__functor Override
Default behavior
Section titled “Default behavior”Every aspect has a default __functor that, when the aspect is called as a function, returns itself ignoring the context:
__functor = self: _context: self;This means when aspect A appears in another’s includes, resolution calls A { class, aspect-chain } which just returns A unchanged — so all of A’s class configs and nested includes get resolved normally.
Overriding __functor
Section titled “Overriding __functor”Replace __functor to intercept inclusion. The functor receives self (the attrset) and must return a function { class, aspect-chain } → aspect:
flake.aspects = { aspects, ... }: { adaptable = { nixos.base = true; __functor = self: { class, aspect-chain }: if class == "nixos" then self else { darwin.fallback = true; }; };};When resolved for "nixos", it returns the full aspect (with nixos.base = true).

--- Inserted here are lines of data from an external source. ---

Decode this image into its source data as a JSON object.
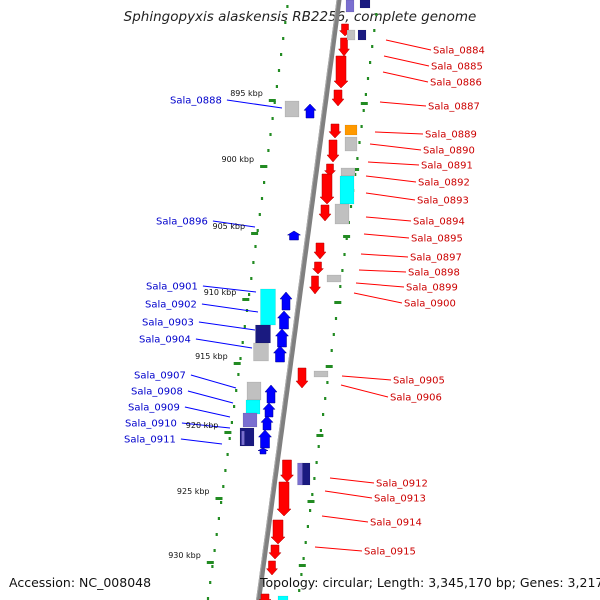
{
  "title": "Sphingopyxis alaskensis RB2256, complete genome",
  "footer": {
    "accession": "Accession: NC_008048",
    "topology": "Topology: circular; Length: 3,345,170 bp; Genes: 3,217"
  },
  "colors": {
    "plus_strand": "#ff0000",
    "minus_strand": "#0000ff",
    "cyan": "#00ffff",
    "navy": "#1a1a80",
    "purple": "#7a6fd0",
    "gray": "#c0c0c0",
    "orange": "#ff9900",
    "backbone": "#808080",
    "tick": "#228b22"
  },
  "scale_labels": [
    "895 kbp",
    "900 kbp",
    "905 kbp",
    "910 kbp",
    "915 kbp",
    "920 kbp",
    "925 kbp",
    "930 kbp"
  ],
  "left_genes": [
    "Sala_0888",
    "Sala_0896",
    "Sala_0901",
    "Sala_0902",
    "Sala_0903",
    "Sala_0904",
    "Sala_0907",
    "Sala_0908",
    "Sala_0909",
    "Sala_0910",
    "Sala_0911"
  ],
  "right_genes": [
    "Sala_0884",
    "Sala_0885",
    "Sala_0886",
    "Sala_0887",
    "Sala_0889",
    "Sala_0890",
    "Sala_0891",
    "Sala_0892",
    "Sala_0893",
    "Sala_0894",
    "Sala_0895",
    "Sala_0897",
    "Sala_0898",
    "Sala_0899",
    "Sala_0900",
    "Sala_0905",
    "Sala_0906",
    "Sala_0912",
    "Sala_0913",
    "Sala_0914",
    "Sala_0915"
  ]
}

When resolved for "darwin", it returns a different aspect with darwin.fallback = true.
Functor with parametric includes
Section titled “Functor with parametric includes”A common pattern: the functor intercepts includes to inject arguments before delegating:
flake.aspects = { aspects, ... }: { wrapper = { includes = [ aspects.tool ]; __functor = self: { includes = [ { classOne.bar = [ "from-functor" ]; } ] ++ map (f: f { message = "hello"; }) self.includes; }; }; tool = { message }: { classOne.bar = [ message ]; };};Here wrapper.__functor transforms each include by calling it with { message = "hello"; } before resolution.
Note: when __functor is overridden, the aspect’s own class configs (e.g., classOne.bar = [ "should-not-be-present" ])
are not automatically included — the functor’s return value replaces the aspect entirely during resolution.